Modulation of PARP1 activity and immune response in mouse NSCLC models. A. Multistep generation of PARhigh and PARP1KO NSCLC cell lines. LLC and TC1 PARhigh cell lines were obtained by exposure to sublethal cisplatin doses. PARhigh cells were cloned and transfected with a CRISPR/Cas9 vector that lacks a guidance DNA or that target PARP1. Then, LLC and TC1 clones were derived that possess a high PARP1 activity or that lack PARP1 expression and activity. B. Characteristics of PARhigh and PARP1KO NSCLC cells in vitro. While PARhigh cells were largely resistant to cisplatin but died in the presence of niraparib, PARPKO cells died when treated with cisplatin but only showed a marginal response to niraparib. C. Immunosurveillance of PARP1KO NSCLC in vivo. PARhigh cells proliferated similarly in immunocompetent and T cell-deficient mice while the proliferation of PARPKO cells is strongly controlled by T cells. D. Niraparib effects on PARhigh and PARP1KO NSCLC in vivo. Whereas PARhigh tumors implanted in mice reduced their growth in response to niraparib in both immunocompetent and T-cell deficient mice, niraparib decreased PARPKO tumor growth only in the presence of T cells. LLC, Lewis-lung cancer; NSCLC, non small cell lung cancer; PAR, poly(ADP-ribose); PARP1, Poly(ADP-ribose) polymerase-1; s.c., subcutaneous; TC1, Tissue culture number one.

Next, we inoculated PARhigh and PARP1KO NSCLC cells into immunodeficient mice, from which T lymphocytes had been depleted by injection of antibodies specific for CD4 or CD8. PARhigh and PARP1KO LLC or TC1 cells indistinguishably formed tumors in these T cell-depleted animals. In sharp contrast, PARP1KO TC1 cells failed to develop tumors in immunocompetent histocompatible mice, in conditions in which PARhigh TC1 cells readily proliferated, forming tumors with similar growth kinetic in immunocompetent and immunodeficient mice. When immunocompetent recipient mice had rejected the inoculation of PARP1KO TC1 cells, they subsequently became resistant against PARhigh TC1 cells implanted into the opposite flank. These findings indicate that PARP1KO TC1 cells cause a durable protective anticancer immune response mediated by T cells. We also found that PARP1KO LLC cells came under immunosurveillance. PARhigh LLC cells similarly grew on T cell-depleted and control mice.[6] However, PARP1KO LLC cells experienced a considerable growth disadvantage when implanted into immunocompetent mice. The immune infiltrate of such PARP1KO LLC cells contained more dendritic cells and more activated, ICOS-expressing CD8+ T cells, but less activated regulatory T cells, coupled to the downmodulation of the exhaustion marker PD-1 on CD4+ and CD8+ T cells.[6] These findings confirm the capacity of active PARP1 to locally suppress the anticancer immune response (Figure 1c).

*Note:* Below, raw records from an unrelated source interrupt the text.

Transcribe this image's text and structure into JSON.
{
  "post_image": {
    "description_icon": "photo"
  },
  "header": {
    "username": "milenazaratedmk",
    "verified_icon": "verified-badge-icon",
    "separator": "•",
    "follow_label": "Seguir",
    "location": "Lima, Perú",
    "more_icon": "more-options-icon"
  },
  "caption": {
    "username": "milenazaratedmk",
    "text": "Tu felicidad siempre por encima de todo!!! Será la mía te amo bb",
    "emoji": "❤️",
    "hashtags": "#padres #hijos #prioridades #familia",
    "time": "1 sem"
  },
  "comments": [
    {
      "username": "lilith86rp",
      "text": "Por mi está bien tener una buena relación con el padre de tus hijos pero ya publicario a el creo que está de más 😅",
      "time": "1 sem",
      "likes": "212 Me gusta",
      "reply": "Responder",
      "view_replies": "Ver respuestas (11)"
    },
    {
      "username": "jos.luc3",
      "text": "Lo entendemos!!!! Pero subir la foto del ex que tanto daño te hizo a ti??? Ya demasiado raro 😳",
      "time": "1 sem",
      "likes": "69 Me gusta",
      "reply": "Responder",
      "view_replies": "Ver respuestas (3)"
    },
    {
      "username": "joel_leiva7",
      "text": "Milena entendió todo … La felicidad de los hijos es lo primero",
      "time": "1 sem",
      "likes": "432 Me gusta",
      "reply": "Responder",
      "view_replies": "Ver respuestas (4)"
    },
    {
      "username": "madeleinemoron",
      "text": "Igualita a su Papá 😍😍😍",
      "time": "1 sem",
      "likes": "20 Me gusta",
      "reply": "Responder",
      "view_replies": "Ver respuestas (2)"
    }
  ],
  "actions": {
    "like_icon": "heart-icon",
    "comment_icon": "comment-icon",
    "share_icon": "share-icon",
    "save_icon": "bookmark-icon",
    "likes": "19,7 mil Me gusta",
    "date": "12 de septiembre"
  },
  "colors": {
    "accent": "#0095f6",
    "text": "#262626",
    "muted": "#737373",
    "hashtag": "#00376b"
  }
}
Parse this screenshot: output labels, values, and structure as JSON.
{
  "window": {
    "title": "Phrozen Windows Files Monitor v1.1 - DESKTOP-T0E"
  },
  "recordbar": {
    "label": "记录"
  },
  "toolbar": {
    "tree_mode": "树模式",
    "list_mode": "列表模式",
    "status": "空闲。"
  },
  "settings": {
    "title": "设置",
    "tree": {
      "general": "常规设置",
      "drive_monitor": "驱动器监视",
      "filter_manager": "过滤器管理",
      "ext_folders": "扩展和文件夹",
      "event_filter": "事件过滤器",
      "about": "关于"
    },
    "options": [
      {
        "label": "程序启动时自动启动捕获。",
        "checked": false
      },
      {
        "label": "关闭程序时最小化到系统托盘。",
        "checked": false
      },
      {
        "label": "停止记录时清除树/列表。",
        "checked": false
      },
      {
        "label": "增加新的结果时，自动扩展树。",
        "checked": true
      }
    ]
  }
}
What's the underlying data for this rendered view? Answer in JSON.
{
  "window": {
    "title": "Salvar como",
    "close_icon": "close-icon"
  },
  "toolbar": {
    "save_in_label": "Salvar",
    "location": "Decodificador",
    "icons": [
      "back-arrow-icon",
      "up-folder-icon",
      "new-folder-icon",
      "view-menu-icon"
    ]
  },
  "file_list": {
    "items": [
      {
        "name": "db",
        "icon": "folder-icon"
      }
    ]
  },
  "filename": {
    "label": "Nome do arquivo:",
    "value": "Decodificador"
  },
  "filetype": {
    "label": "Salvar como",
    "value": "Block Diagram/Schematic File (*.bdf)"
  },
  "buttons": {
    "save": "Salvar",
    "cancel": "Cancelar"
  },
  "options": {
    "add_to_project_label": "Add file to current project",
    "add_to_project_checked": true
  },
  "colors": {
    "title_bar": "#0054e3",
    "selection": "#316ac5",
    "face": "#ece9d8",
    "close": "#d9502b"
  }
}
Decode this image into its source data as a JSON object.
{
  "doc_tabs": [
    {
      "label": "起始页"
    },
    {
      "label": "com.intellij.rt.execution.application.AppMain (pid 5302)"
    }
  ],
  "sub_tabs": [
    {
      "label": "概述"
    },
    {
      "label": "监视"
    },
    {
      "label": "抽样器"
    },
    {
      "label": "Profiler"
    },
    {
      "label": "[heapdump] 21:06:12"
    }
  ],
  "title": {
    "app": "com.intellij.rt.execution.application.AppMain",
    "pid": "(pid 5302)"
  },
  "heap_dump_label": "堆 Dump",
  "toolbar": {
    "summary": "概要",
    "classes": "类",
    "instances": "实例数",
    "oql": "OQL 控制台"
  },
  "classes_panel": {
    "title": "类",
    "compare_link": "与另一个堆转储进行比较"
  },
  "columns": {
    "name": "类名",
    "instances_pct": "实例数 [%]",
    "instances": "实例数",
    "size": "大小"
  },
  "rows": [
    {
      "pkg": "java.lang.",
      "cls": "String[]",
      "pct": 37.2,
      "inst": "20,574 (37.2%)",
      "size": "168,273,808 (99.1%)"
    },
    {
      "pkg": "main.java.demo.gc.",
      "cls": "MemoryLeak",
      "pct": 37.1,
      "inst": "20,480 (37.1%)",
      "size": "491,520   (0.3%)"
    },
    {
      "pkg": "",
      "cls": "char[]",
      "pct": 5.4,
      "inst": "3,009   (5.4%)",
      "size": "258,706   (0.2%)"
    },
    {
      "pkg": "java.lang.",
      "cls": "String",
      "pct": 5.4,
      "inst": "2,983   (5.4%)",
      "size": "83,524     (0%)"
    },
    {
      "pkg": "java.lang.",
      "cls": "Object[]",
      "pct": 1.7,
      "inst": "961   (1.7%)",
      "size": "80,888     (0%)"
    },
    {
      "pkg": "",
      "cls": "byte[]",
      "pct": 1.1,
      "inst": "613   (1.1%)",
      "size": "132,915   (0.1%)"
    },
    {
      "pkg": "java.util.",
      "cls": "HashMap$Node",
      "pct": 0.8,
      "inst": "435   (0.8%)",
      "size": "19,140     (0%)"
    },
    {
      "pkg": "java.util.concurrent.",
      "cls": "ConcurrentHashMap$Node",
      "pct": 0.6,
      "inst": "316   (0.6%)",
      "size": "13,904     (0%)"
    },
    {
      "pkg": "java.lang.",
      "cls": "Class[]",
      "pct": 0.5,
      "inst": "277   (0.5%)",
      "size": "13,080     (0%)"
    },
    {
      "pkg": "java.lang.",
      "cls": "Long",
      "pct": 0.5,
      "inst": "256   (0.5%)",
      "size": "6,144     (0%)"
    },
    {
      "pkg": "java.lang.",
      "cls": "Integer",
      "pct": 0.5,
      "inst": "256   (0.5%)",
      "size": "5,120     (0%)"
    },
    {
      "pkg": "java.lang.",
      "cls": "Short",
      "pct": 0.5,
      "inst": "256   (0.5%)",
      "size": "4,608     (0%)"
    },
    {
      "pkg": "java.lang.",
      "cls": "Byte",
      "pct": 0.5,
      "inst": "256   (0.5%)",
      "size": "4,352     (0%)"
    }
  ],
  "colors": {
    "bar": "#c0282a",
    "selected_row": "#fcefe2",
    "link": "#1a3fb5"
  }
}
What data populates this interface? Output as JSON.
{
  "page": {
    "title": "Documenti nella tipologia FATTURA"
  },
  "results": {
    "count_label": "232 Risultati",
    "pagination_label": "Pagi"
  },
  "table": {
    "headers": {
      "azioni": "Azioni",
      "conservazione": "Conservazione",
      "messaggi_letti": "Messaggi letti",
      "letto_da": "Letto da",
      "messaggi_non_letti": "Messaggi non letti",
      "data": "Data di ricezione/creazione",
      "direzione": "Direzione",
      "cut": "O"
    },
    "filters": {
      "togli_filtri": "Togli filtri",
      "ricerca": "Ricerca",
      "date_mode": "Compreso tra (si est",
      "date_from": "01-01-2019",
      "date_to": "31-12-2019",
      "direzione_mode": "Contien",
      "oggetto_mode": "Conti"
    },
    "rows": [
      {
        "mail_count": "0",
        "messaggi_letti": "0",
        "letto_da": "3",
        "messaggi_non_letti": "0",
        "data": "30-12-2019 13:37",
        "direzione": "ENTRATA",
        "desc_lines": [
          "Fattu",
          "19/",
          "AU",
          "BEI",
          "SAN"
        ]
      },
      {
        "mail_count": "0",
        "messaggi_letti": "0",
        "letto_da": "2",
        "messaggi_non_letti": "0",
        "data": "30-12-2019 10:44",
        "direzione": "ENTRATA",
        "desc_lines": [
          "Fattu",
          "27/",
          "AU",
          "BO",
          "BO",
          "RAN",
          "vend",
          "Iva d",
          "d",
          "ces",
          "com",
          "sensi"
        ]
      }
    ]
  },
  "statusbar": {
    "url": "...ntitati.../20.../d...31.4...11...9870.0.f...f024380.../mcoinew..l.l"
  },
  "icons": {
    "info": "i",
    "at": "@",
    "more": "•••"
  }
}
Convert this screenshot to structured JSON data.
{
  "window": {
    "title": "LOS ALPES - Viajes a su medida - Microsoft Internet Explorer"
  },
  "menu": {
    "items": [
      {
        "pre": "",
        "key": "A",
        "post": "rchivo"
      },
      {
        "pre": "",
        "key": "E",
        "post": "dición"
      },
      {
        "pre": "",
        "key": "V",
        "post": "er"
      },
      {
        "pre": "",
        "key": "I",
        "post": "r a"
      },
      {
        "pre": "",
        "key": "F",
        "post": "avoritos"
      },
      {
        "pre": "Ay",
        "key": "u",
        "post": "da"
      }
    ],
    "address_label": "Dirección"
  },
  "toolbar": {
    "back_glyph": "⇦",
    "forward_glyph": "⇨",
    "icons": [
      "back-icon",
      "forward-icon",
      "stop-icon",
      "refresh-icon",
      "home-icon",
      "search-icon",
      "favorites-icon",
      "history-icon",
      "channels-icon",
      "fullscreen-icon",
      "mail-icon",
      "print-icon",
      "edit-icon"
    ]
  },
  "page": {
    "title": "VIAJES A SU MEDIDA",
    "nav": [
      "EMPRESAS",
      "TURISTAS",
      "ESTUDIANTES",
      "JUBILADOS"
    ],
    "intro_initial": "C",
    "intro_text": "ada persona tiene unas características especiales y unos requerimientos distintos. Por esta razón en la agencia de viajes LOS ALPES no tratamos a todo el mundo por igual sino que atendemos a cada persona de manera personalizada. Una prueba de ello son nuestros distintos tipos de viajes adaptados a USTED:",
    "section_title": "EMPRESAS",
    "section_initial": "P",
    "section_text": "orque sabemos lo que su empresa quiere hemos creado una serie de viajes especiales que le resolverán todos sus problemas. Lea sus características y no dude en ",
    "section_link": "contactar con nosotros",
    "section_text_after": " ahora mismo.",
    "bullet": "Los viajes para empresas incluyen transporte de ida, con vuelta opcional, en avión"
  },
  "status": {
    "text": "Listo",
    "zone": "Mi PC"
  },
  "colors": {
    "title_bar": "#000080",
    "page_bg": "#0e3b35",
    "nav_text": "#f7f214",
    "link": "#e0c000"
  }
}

Next, we investigated whether pharmacological (rather than genetic) inhibition of PARP1 would stimulate an anticancer immune response. Of note, PARhigh LLC tumors similarly responded to niraparib treatments in immunocompetent and T cell-deficient mice, suggesting that niraparib effects on cells possessing the niraparib target (which is activated PARP1) do not require any major contribution by the cellular immune system. In sharp contrast, PARP1KO LLC cancers only responded to niraparib when T lymphocytes were present in the system. PARP1KO LLC tumors evolving in T cell-depleted mice did not respond to niraparib. However, PARP1KO LLC tumors developing in immunocompetent mice reduced their growth upon systemic injection of niraparib (Figure 1d). These findings point to the possibility that PARP1 inhibitors can act through the stimulation of an anticancer immune response even when the malignant cells lack this target. However, the mechanisms of this immunostimulatory effect remain to be elucidated.